University of Oklahoma's Student Union, Evans Hall, and Bizzell Memorial Library, seen from the roof of Sarkeys Energy Center
University of Oklahoma's Student Union, Evans Hall, and Bizzell Memorial Library, seen from the roof of Sarkeys Energy Center

University of Oklahoma

universitycivil-rightsarchitectureathleticsmilitary-history
4 min read

The first president of the University of Oklahoma ordered trees planted before the first building went up, because he could not visualize a treeless university seat. That instinct -- to build something beautiful before building anything practical -- has defined OU since December 18, 1890, when the Oklahoma Territorial legislature established a state university in Norman, seventeen years before Oklahoma even became a state. Norman residents donated land south of the railroad depot, and in August 1892, President David Ross Boyd arrived to enroll the first students. Classes began in the Rock Building in downtown Norman while the campus took shape, one sapling at a time.

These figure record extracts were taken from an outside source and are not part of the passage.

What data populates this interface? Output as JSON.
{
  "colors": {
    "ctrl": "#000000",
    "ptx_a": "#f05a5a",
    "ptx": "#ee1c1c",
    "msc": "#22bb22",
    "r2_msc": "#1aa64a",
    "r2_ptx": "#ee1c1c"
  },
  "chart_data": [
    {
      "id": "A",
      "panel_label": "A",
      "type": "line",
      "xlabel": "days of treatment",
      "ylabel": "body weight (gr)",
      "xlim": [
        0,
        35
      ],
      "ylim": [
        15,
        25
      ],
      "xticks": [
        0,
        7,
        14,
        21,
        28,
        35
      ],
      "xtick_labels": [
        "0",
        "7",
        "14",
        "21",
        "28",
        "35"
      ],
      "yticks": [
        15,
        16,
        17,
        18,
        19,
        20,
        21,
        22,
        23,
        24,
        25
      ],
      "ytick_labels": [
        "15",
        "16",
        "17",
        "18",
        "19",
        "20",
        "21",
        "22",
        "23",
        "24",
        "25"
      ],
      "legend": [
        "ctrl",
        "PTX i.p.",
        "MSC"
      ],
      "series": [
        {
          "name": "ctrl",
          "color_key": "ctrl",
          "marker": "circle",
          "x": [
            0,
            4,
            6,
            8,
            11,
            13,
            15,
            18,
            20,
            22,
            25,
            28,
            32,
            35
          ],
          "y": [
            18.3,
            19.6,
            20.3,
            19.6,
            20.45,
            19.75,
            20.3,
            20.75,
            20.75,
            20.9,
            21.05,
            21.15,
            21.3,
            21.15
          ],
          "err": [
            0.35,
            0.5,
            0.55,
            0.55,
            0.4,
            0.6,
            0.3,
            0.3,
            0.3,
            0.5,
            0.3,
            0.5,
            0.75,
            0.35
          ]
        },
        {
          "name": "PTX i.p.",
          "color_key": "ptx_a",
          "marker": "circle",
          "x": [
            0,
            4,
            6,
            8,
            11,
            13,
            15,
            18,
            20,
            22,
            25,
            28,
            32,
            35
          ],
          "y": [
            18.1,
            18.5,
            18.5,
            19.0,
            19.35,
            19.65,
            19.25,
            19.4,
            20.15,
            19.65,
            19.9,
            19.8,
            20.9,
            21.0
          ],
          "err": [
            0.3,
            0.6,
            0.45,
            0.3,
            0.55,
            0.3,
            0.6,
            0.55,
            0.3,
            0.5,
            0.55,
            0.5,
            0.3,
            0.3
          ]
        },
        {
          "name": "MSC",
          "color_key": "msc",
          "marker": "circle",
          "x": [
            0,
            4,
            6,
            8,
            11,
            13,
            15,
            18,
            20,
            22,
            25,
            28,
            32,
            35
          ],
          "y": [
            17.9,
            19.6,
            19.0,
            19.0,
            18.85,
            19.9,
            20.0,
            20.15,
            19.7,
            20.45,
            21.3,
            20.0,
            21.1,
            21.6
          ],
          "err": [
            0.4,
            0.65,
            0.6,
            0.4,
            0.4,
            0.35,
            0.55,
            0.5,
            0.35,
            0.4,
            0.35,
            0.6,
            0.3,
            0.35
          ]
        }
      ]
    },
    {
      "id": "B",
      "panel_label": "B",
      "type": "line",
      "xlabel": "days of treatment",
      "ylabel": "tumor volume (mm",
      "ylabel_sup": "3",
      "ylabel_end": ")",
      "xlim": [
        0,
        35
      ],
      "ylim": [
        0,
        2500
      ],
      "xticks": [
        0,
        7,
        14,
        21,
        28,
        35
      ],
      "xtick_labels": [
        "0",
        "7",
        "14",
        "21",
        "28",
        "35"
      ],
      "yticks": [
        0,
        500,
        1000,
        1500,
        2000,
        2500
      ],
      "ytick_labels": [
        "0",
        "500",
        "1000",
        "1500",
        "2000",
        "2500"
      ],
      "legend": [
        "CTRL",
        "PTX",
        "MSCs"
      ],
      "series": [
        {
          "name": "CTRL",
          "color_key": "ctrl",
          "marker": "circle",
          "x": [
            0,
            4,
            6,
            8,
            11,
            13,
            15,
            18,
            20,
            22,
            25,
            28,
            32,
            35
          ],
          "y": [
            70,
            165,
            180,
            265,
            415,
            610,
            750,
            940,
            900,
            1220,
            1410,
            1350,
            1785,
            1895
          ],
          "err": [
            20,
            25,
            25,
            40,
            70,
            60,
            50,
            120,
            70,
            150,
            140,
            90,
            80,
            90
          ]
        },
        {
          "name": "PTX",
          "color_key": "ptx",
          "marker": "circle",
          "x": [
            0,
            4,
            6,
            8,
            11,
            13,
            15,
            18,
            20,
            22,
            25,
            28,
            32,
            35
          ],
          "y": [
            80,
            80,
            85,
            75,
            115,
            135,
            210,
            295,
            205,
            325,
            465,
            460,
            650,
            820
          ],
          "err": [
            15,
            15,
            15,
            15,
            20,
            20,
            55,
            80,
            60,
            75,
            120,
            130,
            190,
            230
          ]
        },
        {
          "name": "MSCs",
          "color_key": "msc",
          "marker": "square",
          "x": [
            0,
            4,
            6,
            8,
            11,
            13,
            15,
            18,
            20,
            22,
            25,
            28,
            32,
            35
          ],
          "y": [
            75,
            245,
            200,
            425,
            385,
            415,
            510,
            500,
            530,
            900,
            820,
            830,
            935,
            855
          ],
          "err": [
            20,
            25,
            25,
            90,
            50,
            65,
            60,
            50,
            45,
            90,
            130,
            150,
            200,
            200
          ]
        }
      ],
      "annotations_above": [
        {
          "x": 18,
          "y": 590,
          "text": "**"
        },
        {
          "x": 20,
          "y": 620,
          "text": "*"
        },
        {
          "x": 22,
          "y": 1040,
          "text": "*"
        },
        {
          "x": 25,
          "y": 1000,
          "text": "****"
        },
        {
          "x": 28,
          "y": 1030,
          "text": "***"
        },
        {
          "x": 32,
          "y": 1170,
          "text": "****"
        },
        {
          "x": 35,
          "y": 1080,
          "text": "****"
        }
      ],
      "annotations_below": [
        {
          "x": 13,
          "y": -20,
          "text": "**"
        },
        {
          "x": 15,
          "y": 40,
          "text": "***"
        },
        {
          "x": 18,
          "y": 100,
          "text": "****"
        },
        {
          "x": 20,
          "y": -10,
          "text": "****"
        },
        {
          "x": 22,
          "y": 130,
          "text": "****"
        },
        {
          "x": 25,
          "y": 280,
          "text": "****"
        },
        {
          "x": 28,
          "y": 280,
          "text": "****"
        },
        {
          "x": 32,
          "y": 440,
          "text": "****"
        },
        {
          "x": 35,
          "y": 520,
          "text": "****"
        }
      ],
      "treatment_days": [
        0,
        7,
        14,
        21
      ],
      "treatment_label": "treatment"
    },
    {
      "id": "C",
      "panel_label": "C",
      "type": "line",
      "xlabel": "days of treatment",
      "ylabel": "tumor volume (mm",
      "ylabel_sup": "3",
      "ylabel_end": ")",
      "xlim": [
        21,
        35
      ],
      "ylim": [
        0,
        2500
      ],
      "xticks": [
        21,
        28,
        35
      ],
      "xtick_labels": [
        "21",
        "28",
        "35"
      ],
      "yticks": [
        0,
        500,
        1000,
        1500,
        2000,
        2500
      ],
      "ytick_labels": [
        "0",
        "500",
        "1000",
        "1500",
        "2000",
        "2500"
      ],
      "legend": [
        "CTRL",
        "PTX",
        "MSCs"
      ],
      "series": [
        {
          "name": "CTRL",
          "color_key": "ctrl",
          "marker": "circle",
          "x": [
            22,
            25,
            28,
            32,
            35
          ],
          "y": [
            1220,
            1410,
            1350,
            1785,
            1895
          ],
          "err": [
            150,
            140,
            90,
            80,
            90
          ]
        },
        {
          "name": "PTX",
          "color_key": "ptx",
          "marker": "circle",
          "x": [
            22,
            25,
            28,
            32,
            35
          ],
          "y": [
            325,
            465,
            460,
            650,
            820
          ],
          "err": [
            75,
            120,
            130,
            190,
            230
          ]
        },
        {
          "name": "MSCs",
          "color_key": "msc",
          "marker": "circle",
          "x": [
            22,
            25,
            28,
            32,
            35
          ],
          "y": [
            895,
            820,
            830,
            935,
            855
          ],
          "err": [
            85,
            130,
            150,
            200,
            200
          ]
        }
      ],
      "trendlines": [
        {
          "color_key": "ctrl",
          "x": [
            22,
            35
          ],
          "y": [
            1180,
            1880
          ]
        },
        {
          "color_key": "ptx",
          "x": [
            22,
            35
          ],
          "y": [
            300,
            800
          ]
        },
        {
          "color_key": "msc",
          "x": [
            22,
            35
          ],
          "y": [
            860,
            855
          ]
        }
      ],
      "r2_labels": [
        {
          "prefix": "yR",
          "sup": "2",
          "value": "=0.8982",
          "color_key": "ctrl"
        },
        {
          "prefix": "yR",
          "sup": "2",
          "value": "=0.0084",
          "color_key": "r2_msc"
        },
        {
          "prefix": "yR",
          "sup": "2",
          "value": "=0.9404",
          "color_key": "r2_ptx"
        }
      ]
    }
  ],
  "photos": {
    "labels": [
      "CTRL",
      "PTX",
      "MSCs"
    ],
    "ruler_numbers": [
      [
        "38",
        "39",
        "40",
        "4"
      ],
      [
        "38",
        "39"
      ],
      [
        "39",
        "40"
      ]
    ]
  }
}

Cherokee Gothic and the Fire That Nearly Ended It All

On January 6, 1903, the university's only building burned to the ground, destroying early records and giving rival towns an opening to poach the institution. President Boyd and the faculty refused to flinch. Mathematics professor Frederick Elder captured the mood: "What do you need to keep classes going? Two yards of blackboard and a box of chalk." English professor Vernon Louis Parrington responded to the disaster by creating a campus plan whose central feature -- the North Oval -- remains the heart of OU today. The buildings that rose from those ashes gave the campus its distinctive character. Frank Lloyd Wright, visiting years later, coined the term Cherokee Gothic for the architectural style that blends Collegiate Gothic forms with lighter native stone and Native American decorative elements. The university has built over a dozen buildings in this style, creating a campus aesthetic unlike any other in the country.

A Landmark for Civil Rights

The Bizzell Memorial Library, anchoring the South Oval with its handsome Cherokee Gothic facade, carries a significance far beyond its 4.7 million volumes and fifty incunabula. In 1948, G. W. McLaurin, a Black man, was denied admission to OU's graduate school. A court forced the Board of Regents to admit him, but the university directed McLaurin to study in a separate area within the library and eat only in a segregated section. The NAACP brought the case to the U.S. Supreme Court, which in McLaurin v. Oklahoma State Board of Regents ruled in 1950 that the university's segregation policy was unconstitutional at the graduate level. The decision became a critical precedent for the landmark 1954 Brown v. Board of Education case that dismantled separate but equal nationwide. Bizzell Memorial Library has been designated a U.S. National Historic Landmark in recognition of this history.

Sooner Born, Sooner Bred

The nickname says everything about Oklahoma's competitive spirit. The Sooners take their name from settlers who sneaked into offered territory and staked claims before the starting gun of the 1889 land run -- rule-breakers rewarded for audacity. That ethos has produced forty-five team national championships and the longest winning streak in NCAA Division I football history: forty-seven consecutive victories from 1953 to 1957. Seven Heisman Trophy winners have worn the crimson and cream, from Billy Vessels in 1952 to Kyler Murray in 2018. The softball program has won eight national titles, including an unprecedented four straight from 2021 through 2024. Men's gymnastics has captured twelve championships, more than any other sport on campus. President George Lynn Cross once told the Oklahoma State Senate with a wry smile: "I want a university the football team can be proud of." The Pride of Oklahoma marching band, 311 members strong, has marched in both the Tournament of Roses and Macy's Thanksgiving Day parades.

From Naval Air Station to Weather Capital

OU's north campus began life in the early 1940s as Naval Air Station Norman, an advanced flight training facility that could handle all but the largest bombers. After World War II, the university absorbed the installation, and naval aviator's wings still displayed at the terminal entrance honor that heritage. Today the north campus houses the Max Westheimer Airport, the Radar Operations Center, and the College of Aviation -- one of only twenty-nine aviation colleges accredited worldwide. The south campus research corridor has become a national hub for weather science, anchored by the National Weather Center, the Advanced Radar Research Center, and partnerships with the National Severe Storms Laboratory. With 34,523 students enrolled as of fall 2024 and campuses in Norman, Oklahoma City, Tulsa, and even a renovated monastery in Arezzo, Italy, OU has grown far beyond the treeless prairie it started on -- though the trees, as President Boyd insisted, came first.

From the Air

The University of Oklahoma campus sits at 35.21N, 97.45W in Norman, Oklahoma, about 20 miles south of Oklahoma City. The campus is identifiable by its distinctive oval layout and the large Gaylord Family Oklahoma Memorial Stadium on the east side. Max Westheimer Airport (KOUN, ICAO: KOUN) is on the north campus, approximately 2 miles north. Will Rogers World Airport (KOKC) serves the broader region, about 15 miles north. Best viewed at 3,000-5,000 feet AGL to see the campus layout, dual ovals, and stadium complex.